午前四時、青森港に到着し函館行きのフェリーに乗る。船内で一睡し、午前八時過ぎに北海道へと上陸した。
「涼しいというよりちょっと肌寒いかな。京都とは大違いだ」
休みを利用して北海道中を回るつもりのイッキは、地図を眺めるとこの日の予定を再確認した。
と、イッキの腹の虫が大きな音を立てた。
食事をするか……。
新鮮な海産物を急に食べてみたくなったイッキは、そのまま朝市へと向かっていった。
122仮面ライダー高鬼番外編「静止した時の中で」:2006/07/11(火) 00:56:50 ID:frD1UMHh0
その頃、猛士北海道支部に一人の来訪者があった。
そしてその来訪者と向かい合って座っているのは、頭に白木綿の行者包を結んだ碧眼の男であった。
北海道支部長の十三代目トウキである。
「……もう一度確認するが、君は本当に関東支部の鬼なのかね?」
「だからそうだってさっきから何度も言ってるじゃねえか。関東支部一の弦使い、ザンキさんとはこの俺の事よ」
胡散臭そうにザンキを見るトウキ。
「関東支部一の弦使いはカザムキさんという人だと聞いているが……」
カザムキ(風向鬼)。本名は風見完全。真っ白い弦を操り魔化魍絡みの事件をズバッと解決する人呼んで関東一、否、日本一の弦使いである。

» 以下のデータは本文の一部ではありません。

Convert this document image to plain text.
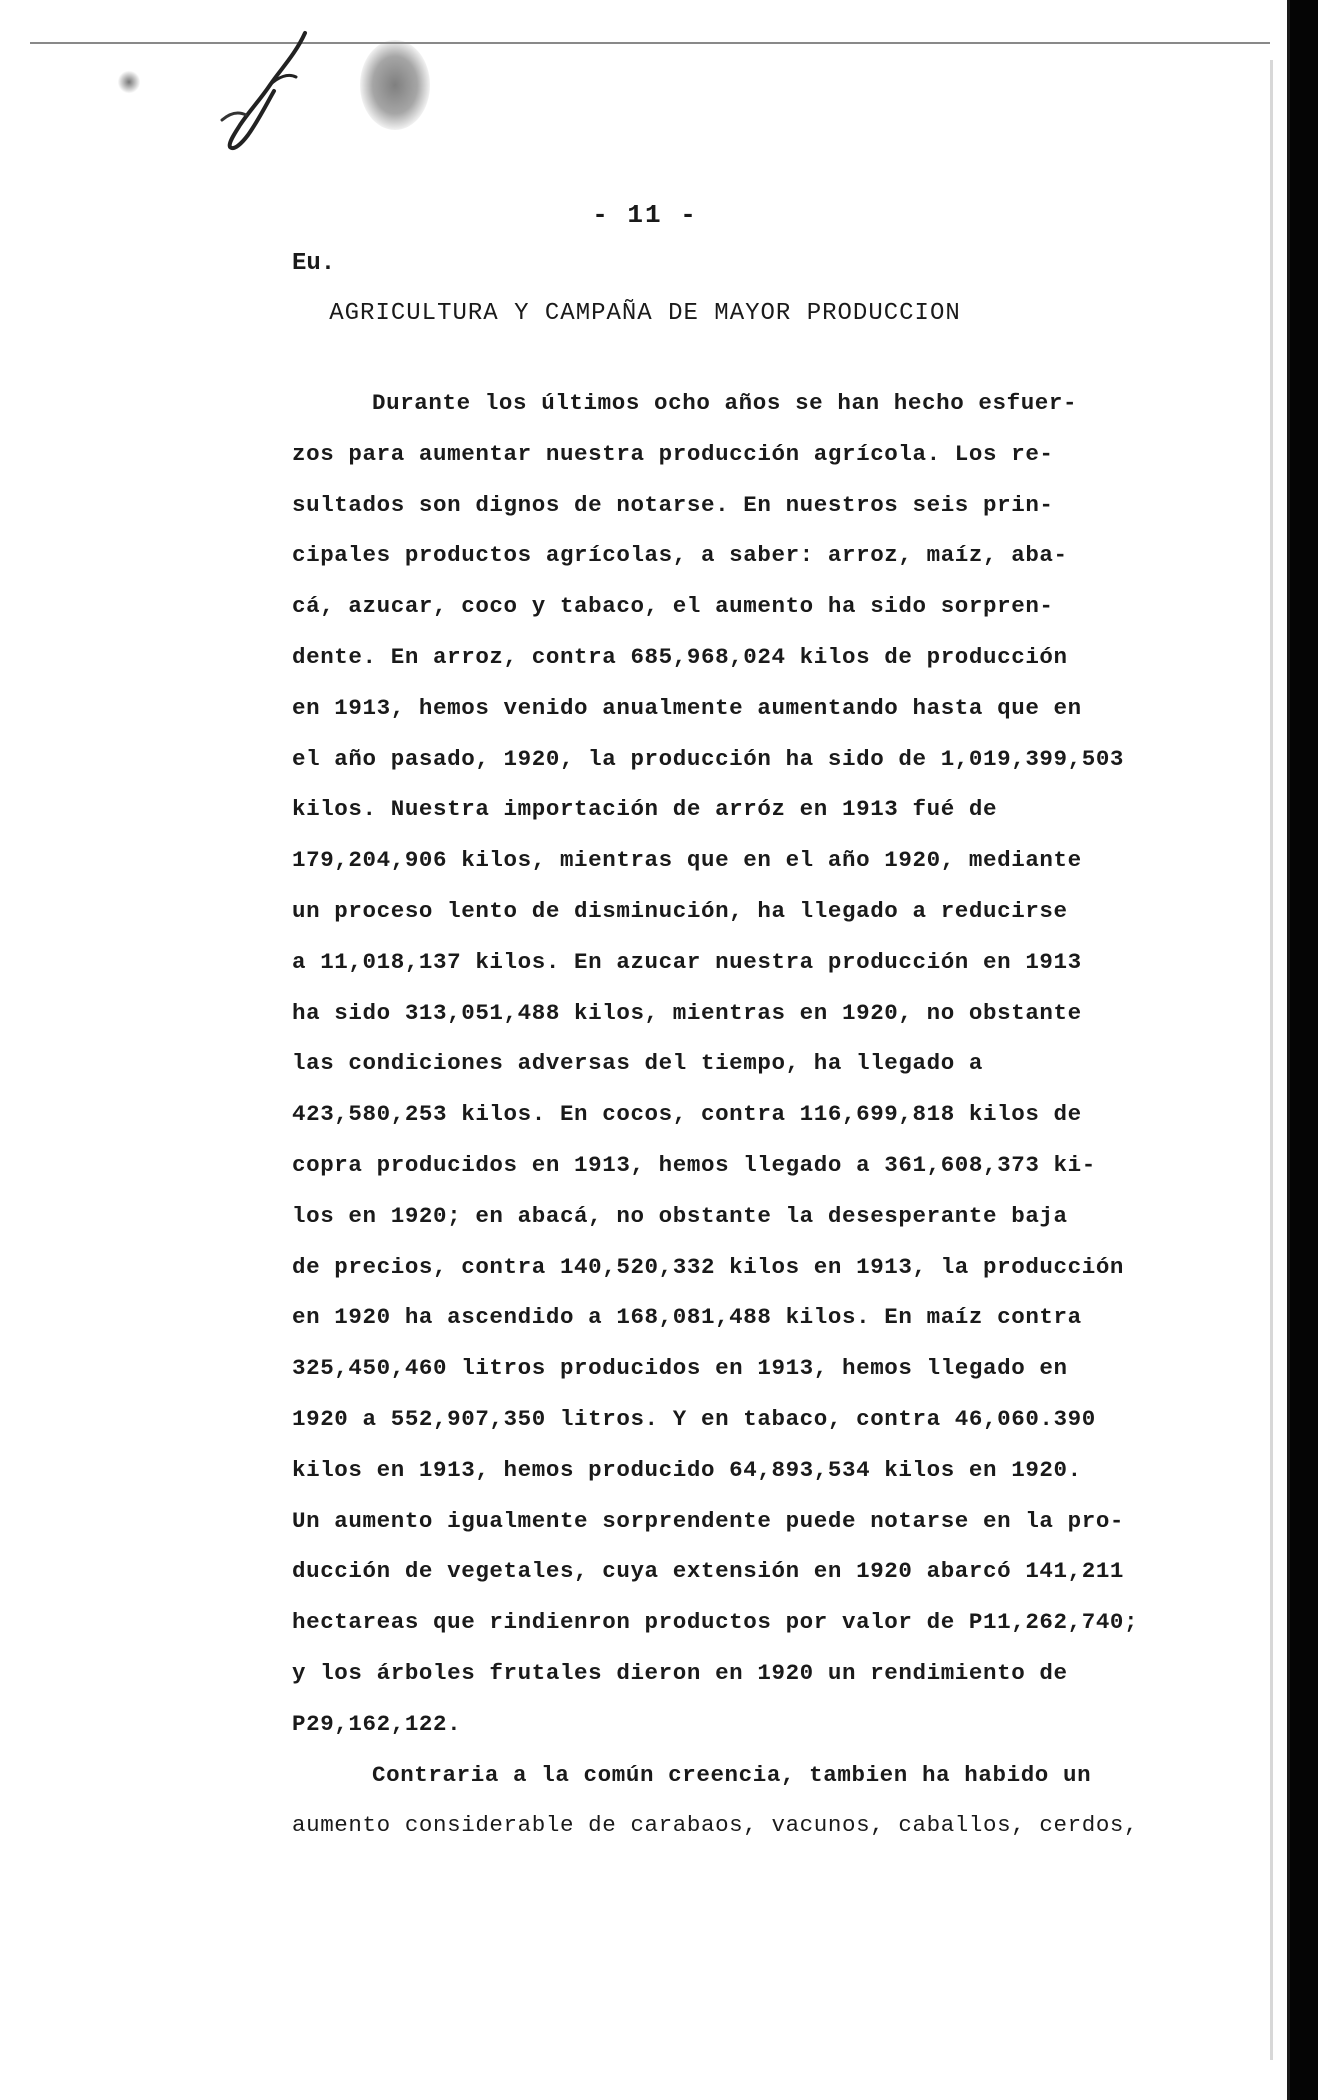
- 11 -
Eu.
AGRICULTURA Y CAMPAÑA DE MAYOR PRODUCCION
Durante los últimos ocho años se han hecho esfuer-
zos para aumentar nuestra producción agrícola. Los re-
sultados son dignos de notarse. En nuestros seis prin-
cipales productos agrícolas, a saber: arroz, maíz, aba-
cá, azucar, coco y tabaco, el aumento ha sido sorpren-
dente. En arroz, contra 685,968,024 kilos de producción
en 1913, hemos venido anualmente aumentando hasta que en
el año pasado, 1920, la producción ha sido de 1,019,399,503
kilos. Nuestra importación de arróz en 1913 fué de
179,204,906 kilos, mientras que en el año 1920, mediante
un proceso lento de disminución, ha llegado a reducirse
a 11,018,137 kilos. En azucar nuestra producción en 1913
ha sido 313,051,488 kilos, mientras en 1920, no obstante
las condiciones adversas del tiempo, ha llegado a
423,580,253 kilos. En cocos, contra 116,699,818 kilos de
copra producidos en 1913, hemos llegado a 361,608,373 ki-
los en 1920; en abacá, no obstante la desesperante baja
de precios, contra 140,520,332 kilos en 1913, la producción
en 1920 ha ascendido a 168,081,488 kilos. En maíz contra
325,450,460 litros producidos en 1913, hemos llegado en
1920 a 552,907,350 litros. Y en tabaco, contra 46,060.390
kilos en 1913, hemos producido 64,893,534 kilos en 1920.
Un aumento igualmente sorprendente puede notarse en la pro-
ducción de vegetales, cuya extensión en 1920 abarcó 141,211
hectareas que rindienron productos por valor de P11,262,740;
y los árboles frutales dieron en 1920 un rendimiento de
P29,162,122.
Contraria a la común creencia, tambien ha habido un
aumento considerable de carabaos, vacunos, caballos, cerdos,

「あの人のは自称だから。一番は俺。兎に角、俺はちゃんとした本物の鬼だから。嘘だと思うなら本部の開発局長に確認を取ってくれ」
何故開発局長を指名するのかトウキには分からなかったが、いつまでも口論を続けるのも無意味に思えたので、このザンキという男を信用する事にした。
「分かった。君の言う事を信用しよう」
「そうそう。分かれば良いんだ」
満足そうに頷くザンキ。
と、一人の男がやって来た。学生服姿の大男である。
(げっ、あいつは)
内心ドキッとするザンキ。それもその筈、その男こそいつぞやかの大宴会で一人だけザンキの正体に気付いていた男、ジョウキだったからである。
当のジョウキはザンキの姿を一瞥すると、何事も無かったかのようにトウキにこれから出撃する旨を伝えた。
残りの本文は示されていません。